2. Zum Nachweis bzw zur Glaubhaftmachung von Fremdrentenzeiten.

3. Im Verwaltungsverfahren kann ein Fremdrentenberechtigter mit einer eidesstattlichen Versicherung lediglich eine Glaubhaftmachung seiner Angaben erreichen. Könnte er im nachfolgenden sozialgerichtlichen Klageverfahren, in dem die formale Parteieinvernahme mit und ohne Eid wegen der fehlenden Bezugnahme des § 118 Abs 1 SGG auch auf die §§ 445ff ZPO ausgeschlossen ist, mit der gleichen Aussage dann den Nachweis führen, wäre hierin ein Wertungswiderspruch zu sehen. Dieser lässt sich letztlich nur dadurch vermeiden, dass der für das Fremdrentenrecht ausnahmsweise notwendige Vollbeweis für die ungekürzte Anrechnung gem § 22 Abs 3 FRG nicht allein durch den Vortrag des Fremdrentenberechtigten geführt werden kann.

 

Nachgehend

BSG (Beschluss vom 27.06.2018; Aktenzeichen B 13 R 275/16 B)

 

Tenor

I. Die Klage der Klägerin gegen den Bescheid vom 3. April 2013 wird abgewiesen.

II. Die Beteiligten haben einander auch für das Berufungsverfahren keine Kosten zu erstatten.

III. Die Revision wird nicht zugelassen.

 

Tatbestand

Die Beteiligten streiten um die Gewährung einer höheren Altersrente unter ungekürzter Anrechnung der von der Klägerin in der ehemaligen Sowjetunion zurückgelegten Zeiten.

Die 1949 geborene Klägerin, deutsche Staatsangehörige kasachischer Herkunft, reiste am 17. Februar 1993 in die Bundesrepublik Deutschland ein. Sie ist als Spätaussiedlerin im Sinne von § 4 Bundesvertriebenengesetz (BVFG) und mittlerweile auch als Schwerbehinderte anerkannt.
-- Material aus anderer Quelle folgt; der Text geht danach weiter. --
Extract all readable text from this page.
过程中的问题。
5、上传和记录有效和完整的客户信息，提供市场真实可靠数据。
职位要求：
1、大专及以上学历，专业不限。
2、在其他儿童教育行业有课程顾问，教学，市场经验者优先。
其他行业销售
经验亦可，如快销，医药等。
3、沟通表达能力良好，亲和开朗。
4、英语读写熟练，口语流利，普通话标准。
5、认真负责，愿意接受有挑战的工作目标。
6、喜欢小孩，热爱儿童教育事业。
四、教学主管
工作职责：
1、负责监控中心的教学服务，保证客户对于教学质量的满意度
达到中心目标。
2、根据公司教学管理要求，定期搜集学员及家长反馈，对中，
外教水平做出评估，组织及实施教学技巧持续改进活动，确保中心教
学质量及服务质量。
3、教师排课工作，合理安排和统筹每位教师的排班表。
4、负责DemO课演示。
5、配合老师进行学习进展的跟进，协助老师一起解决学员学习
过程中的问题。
Ausweislich der Eintragungen in ihrem Arbeitsbuch war die Klägerin im Herkunftsland wie folgt beschäftigt:

1. September 1966 bis 2. März 1968 Ausbildung an der städtischen Berufsfachschule Abschlusszeugnis Nr. xxx1 vom 2. März 1968

6. März 1968 bis 29. Oktober 1969 Zuschneiderin Produktionsverein "D."/Schuhfabrik

29. Dezember 1969 bis 10. Januar 1972 Zuschneiderin E. Schuhfabrik

15. November 1972 bis 7. Januar 1993 Zuschneiderin E. Schuhfabrik

Mit Bescheid vom 22. Dezember 1998 stellte die Landesversicherungsanstalt (LVA) Hessen die im beigefügten Versicherungsverlauf (Anlage 2) enthaltenen Daten bis zum 31. Dezember 1991 verbindlich fest. Der ebenfalls beigefügten Anlage 10 ist zu entnehmen, dass nach dem Fremdrentengesetz (FRG) die Zeiten in der ehemaligen Sowjetunion vom 6. März 1968 bis 29. Oktober 1969, vom 29. Dezember 1969 bis 21. Oktober 1974 und vom 18. Dezember 1975 bis 7. Januar 1993 als Beitragszeiten in der Rentenversicherung der Arbeiter berücksichtigt und zu 5/6 angerechnet werden. Diese Zeiten seien nur glaubhaft gemacht, nicht jedoch nachgewiesen.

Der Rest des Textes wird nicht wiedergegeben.